26-го апреля 1919 г.

Только что вернулась, и вот, великая клятва: не буду служить. Никогда. Хоть бы умерла.

Было так. Смоленский бульвар, дом в саду. Вхожу. Комната как гроб. Стены из карточек: ни просвета. Воздух бумажный (не книжный, благородный, а – праховый. Так, разница между библиотекой и картотекой: там храмом дышишь, здесь – хламом!). Устрашающе-нарядные барышни (сотрудницы). В бантах и в «ботах». Разглядят – запрезирают. Сижу против решетчатого окна, в руках русский алфавит. Карточки надо разобрать по буквам (все на А, все на Б), потом по вторым буквам, то есть: Абрикосов, Авдеев, потом по третьим. Так с 9-ти утра до 5 V2 вечера. Обед дорогой, есть не придется. Раньше давали то-то и то-то, теперь ничего не дают. Пасхальный паек пропущен. Заведующая – коротконогая сорокалетняя каракатица, в корсете, в очках, страшная. Чую бывшую инспектрису и нынешнюю тюремщицу. С язвительным простосердечием изумляется моей медлительности: «У нас норма – двести карточек в день. Вы, очевидно, с этим делом не знакомы»…

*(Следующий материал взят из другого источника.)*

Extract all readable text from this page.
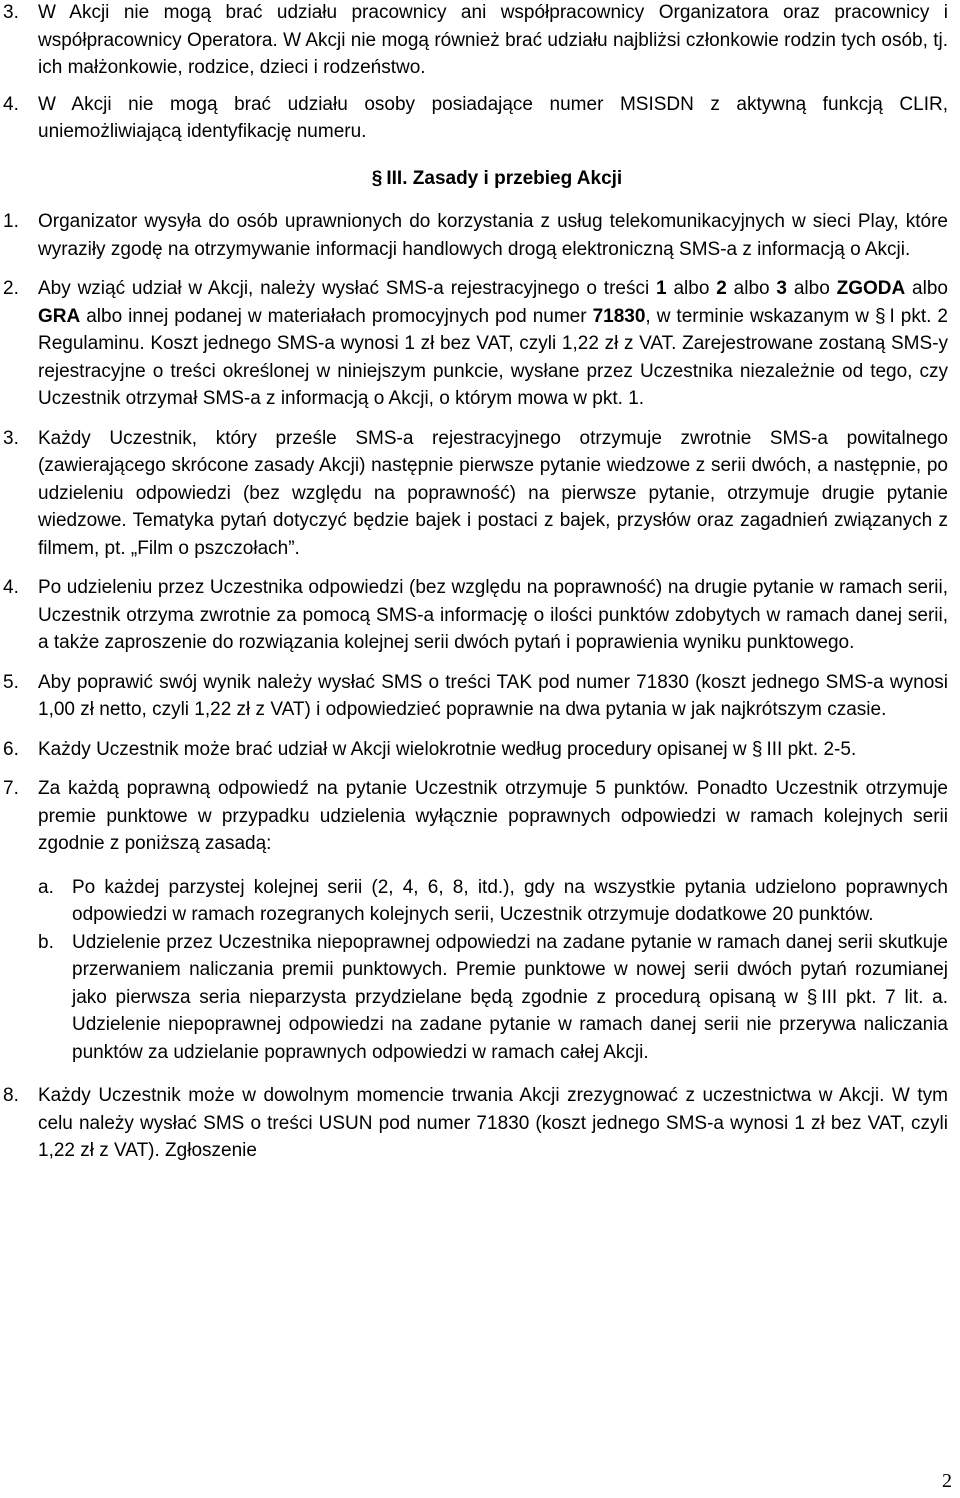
3. W Akcji nie mogą brać udziału pracownicy ani współpracownicy Organizatora oraz pracownicy i współpracownicy Operatora. W Akcji nie mogą również brać udziału najbliżsi członkowie rodzin tych osób, tj. ich małżonkowie, rodzice, dzieci i rodzeństwo.
4. W Akcji nie mogą brać udziału osoby posiadające numer MSISDN z aktywną funkcją CLIR, uniemożliwiającą identyfikację numeru.
§ III. Zasady i przebieg Akcji
1. Organizator wysyła do osób uprawnionych do korzystania z usług telekomunikacyjnych w sieci Play, które wyraziły zgodę na otrzymywanie informacji handlowych drogą elektroniczną SMS-a z informacją o Akcji.
2. Aby wziąć udział w Akcji, należy wysłać SMS-a rejestracyjnego o treści 1 albo 2 albo 3 albo ZGODA albo GRA albo innej podanej w materiałach promocyjnych pod numer 71830, w terminie wskazanym w § I pkt. 2 Regulaminu. Koszt jednego SMS-a wynosi 1 zł bez VAT, czyli 1,22 zł z VAT. Zarejestrowane zostaną SMS-y rejestracyjne o treści określonej w niniejszym punkcie, wysłane przez Uczestnika niezależnie od tego, czy Uczestnik otrzymał SMS-a z informacją o Akcji, o którym mowa w pkt. 1.
3. Każdy Uczestnik, który prześle SMS-a rejestracyjnego otrzymuje zwrotnie SMS-a powitalnego (zawierającego skrócone zasady Akcji) następnie pierwsze pytanie wiedzowe z serii dwóch, a następnie, po udzieleniu odpowiedzi (bez względu na poprawność) na pierwsze pytanie, otrzymuje drugie pytanie wiedzowe. Tematyka pytań dotyczyć będzie bajek i postaci z bajek, przysłów oraz zagadnień związanych z filmem, pt. „Film o pszczołach”.
4. Po udzieleniu przez Uczestnika odpowiedzi (bez względu na poprawność) na drugie pytanie w ramach serii, Uczestnik otrzyma zwrotnie za pomocą SMS-a informację o ilości punktów zdobytych w ramach danej serii, a także zaproszenie do rozwiązania kolejnej serii dwóch pytań i poprawienia wyniku punktowego.
5. Aby poprawić swój wynik należy wysłać SMS o treści TAK pod numer 71830 (koszt jednego SMS-a wynosi 1,00 zł netto, czyli 1,22 zł z VAT) i odpowiedzieć poprawnie na dwa pytania w jak najkrótszym czasie.
6. Każdy Uczestnik może brać udział w Akcji wielokrotnie według procedury opisanej w § III pkt. 2-5.
7. Za każdą poprawną odpowiedź na pytanie Uczestnik otrzymuje 5 punktów. Ponadto Uczestnik otrzymuje premie punktowe w przypadku udzielenia wyłącznie poprawnych odpowiedzi w ramach kolejnych serii zgodnie z poniższą zasadą:
a. Po każdej parzystej kolejnej serii (2, 4, 6, 8, itd.), gdy na wszystkie pytania udzielono poprawnych odpowiedzi w ramach rozegranych kolejnych serii, Uczestnik otrzymuje dodatkowe 20 punktów.
b. Udzielenie przez Uczestnika niepoprawnej odpowiedzi na zadane pytanie w ramach danej serii skutkuje przerwaniem naliczania premii punktowych. Premie punktowe w nowej serii dwóch pytań rozumianej jako pierwsza seria nieparzysta przydzielane będą zgodnie z procedurą opisaną w § III pkt. 7 lit. a. Udzielenie niepoprawnej odpowiedzi na zadane pytanie w ramach danej serii nie przerywa naliczania punktów za udzielanie poprawnych odpowiedzi w ramach całej Akcji.
8. Każdy Uczestnik może w dowolnym momencie trwania Akcji zrezygnować z uczestnictwa w Akcji. W tym celu należy wysłać SMS o treści USUN pod numer 71830 (koszt jednego SMS-a wynosi 1 zł bez VAT, czyli 1,22 zł z VAT). Zgłoszenie
2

Плачу. Каменное лицо и слезы как булыжники. Это скорей похоже на тающего оловянного идола, чем на плачущую женщину. Никто не видит, потому что никто не поднимает лба: конкурс на быстроту:



– У меня столько-то карточек!

– У меня столько-то!

И вдруг, сама не понимая, встаю, собираю пожитки, подхожу к заведующей:

– Я сегодня не записалась на обед, можно сходить домой?

Зоркий очкастый взгляд:

– Вы далеко живете?

– Рядом.

– Но чтобы через полчаса были здесь. У нас это не полагается.

– О, конечно.

Выхожу – все еще статуей. На Смоленском рынке слезы – градом. Какая-то баба, испуганно:

– Ай, обокрали тебя, а, барышня!

И вдруг – смех! Ликованье! Солнце во все лицо! Конечно. Никуда. Никогда.

* * *

Не я ушла из Картотеки: ноги унесли! Душа – ноги: вне остановки сознания. Это и есть инстинкт.

Эпилог

7-го июля 1919 г.

Вчера читала во «Дворце Искусств» (Поварская, 52, д<ом> Соллогуба, моя бывшая служба) – «Фортуну». Меня встретили хорошо, из всех читавших – одну – рукоплесканиями. (Оценка не меня, а публики.)

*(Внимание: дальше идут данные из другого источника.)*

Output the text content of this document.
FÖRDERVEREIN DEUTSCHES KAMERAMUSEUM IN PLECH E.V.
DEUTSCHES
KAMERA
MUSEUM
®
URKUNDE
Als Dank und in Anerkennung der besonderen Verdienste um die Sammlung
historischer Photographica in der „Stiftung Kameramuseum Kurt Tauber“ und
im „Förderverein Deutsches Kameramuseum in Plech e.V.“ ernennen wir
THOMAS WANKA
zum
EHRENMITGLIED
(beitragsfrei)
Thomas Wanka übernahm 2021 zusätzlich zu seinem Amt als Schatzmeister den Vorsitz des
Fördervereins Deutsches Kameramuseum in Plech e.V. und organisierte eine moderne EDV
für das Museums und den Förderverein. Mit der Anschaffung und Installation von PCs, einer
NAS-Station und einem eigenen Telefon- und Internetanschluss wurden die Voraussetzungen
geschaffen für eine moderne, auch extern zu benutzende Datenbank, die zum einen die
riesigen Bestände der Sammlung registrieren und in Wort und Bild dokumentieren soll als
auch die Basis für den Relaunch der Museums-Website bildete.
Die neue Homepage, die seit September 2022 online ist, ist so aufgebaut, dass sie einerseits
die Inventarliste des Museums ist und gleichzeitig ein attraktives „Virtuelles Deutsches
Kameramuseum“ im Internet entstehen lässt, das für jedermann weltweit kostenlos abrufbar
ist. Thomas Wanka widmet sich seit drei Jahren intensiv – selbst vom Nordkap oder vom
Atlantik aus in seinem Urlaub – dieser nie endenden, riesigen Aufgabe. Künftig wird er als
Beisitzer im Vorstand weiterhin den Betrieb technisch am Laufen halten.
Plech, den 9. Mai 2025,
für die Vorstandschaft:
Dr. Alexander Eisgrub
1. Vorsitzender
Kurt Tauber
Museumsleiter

Читали, кроме меня: Луначарский – из швейцарского поэта Карла Мюллера, переводы; некий Дир Туманный – свое собственное, т. е. Маяковского, – много Диров Туманных и сплошь Маяковский!

Луначарского я видела в первый раз. Веселый, румяный, равномерно и в меру выпирающий из щеголеватого френча. Лицо средне-интеллигентское: невозможность зла. Фигура довольно круглая, но «легкой полнотой» (как Анна Каренина). Весь налегке.

Слушал, как мне рассказывали, хорошо, даже сам шипел, когда двигались. Но зала была приличная.

«Фортуну» я выбрала из-за монолога в конце:

…Так вам и надо за тройную ложь

Свободы, Равенства и Братства!

Так отчетливо я никогда не читала.

…И я, Лозэн, рукой белей чем снег,

Я подымал за червь бокал заздравный!

И я, Лозэн, вещал, что полноправны

Под солнцем – дворянин и дровосек!

Так ответственно я никогда не дышала. (Ответственность! Ответственность! Какая услада сравнится с тобой! И какая слава?! Монолог дворянина – в лицо комиссару, – вот это жизнь! Жаль только, что Луначарскому, а не… хотела написать Ленину, но Ленин бы ничего не понял, – а не всей Лубянке, 2!)

Чтению я предпослала некое введение: кем был Лозэн, чем стал и от чего погиб.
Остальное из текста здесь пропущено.